Though Rumale was a phenomenal watercolourist; the simplicity of each pictorial element in his paintings deserves much appreciation. As patches of luminous shades breathed life into the Garden City of yesteryears, the artist’s vision of capturing unity in art strengthened further. He adopted a technique -- one that involved the merger of artistic intricacy and spiritual enlightenment.
Through dynamic forms and delicate brushstrokes, he managed to add character and consistency to various layers. As K C S Paniker, Principal, Government College of Arts and Crafts rightly said of Rumale’s famous Pump Shed (1947) — They are the painter’s testimony to man’s innate love of the beautiful in man’s imagination or vision.

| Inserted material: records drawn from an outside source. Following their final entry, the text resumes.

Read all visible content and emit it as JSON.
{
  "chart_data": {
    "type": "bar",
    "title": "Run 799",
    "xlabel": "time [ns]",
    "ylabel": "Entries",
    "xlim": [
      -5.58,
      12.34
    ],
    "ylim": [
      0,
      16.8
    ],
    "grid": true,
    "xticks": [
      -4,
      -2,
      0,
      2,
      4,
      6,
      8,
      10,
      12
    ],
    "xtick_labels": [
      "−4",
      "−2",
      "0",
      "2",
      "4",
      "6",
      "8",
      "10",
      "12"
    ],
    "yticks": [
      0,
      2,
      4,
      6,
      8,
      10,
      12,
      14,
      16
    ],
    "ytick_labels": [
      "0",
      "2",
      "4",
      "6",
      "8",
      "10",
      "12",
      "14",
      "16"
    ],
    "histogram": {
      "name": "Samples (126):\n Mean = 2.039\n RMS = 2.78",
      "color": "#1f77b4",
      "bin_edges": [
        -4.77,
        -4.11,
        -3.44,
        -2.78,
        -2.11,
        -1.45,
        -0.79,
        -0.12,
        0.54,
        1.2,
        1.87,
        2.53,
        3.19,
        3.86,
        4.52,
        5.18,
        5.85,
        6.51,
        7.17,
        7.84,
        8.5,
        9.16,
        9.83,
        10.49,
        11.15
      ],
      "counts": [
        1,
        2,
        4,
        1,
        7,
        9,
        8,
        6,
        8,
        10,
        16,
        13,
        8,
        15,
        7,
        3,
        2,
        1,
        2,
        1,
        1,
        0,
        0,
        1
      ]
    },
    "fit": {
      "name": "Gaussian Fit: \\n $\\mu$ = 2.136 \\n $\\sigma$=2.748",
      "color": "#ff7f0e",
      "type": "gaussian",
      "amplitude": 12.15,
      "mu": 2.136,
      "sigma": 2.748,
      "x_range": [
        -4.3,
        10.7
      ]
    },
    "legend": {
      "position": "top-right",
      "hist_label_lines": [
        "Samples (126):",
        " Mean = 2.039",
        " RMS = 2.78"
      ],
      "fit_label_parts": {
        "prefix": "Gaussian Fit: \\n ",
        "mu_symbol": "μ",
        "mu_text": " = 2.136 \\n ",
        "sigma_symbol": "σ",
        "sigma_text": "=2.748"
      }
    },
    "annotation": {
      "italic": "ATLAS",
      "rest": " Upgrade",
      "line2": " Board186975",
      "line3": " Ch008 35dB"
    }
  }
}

And with Varna Mythri, the ‘landscape’ artist captured his own obsession by achieving a literal and metaphorical harmony through his art. The rich composition and vigorous interaction of colours in this piece transport the viewer to a different realm of existence. From fiery gulmohars to the lustrous jacarandas, Rumale often drew inspiration from his surroundings. In fact, some of his works resembled Van Gogh’s post impressionistic styles. The artist immortalised the beauty of Bangalore with his paintings. Aside from experimenting with innovative techniques and encouraging diversity in art, he also believed in a democratic approach towards the evolution of art in India.
Among his art work displayed, the paintings that deserve special mention include Reflections, Hampi (1966), Kaveri-Kanive Halla, Talakaveri (1986), Tree in Bloom, K R Circle (1983), K R Circle Bangalore— A collage (1979), Varna Mythri (1967), Unknown Soldier Statue, opposite GPO (1978), Gul Mohar and Bamboo Groove (1984), Poincettia in Bloom, Old Alankar Talkies (1966), Flame of the Forest (1980), Bell Flowers near Cricket Stadium (1980), Yellow Bloom and Jacaranda High Court (1985), Bougainvillea on St Peter’s Seminary, Malleswaram (1973), Pampasarovara, Pond of Penance, and Portrait of Sanjay Kabe (1972).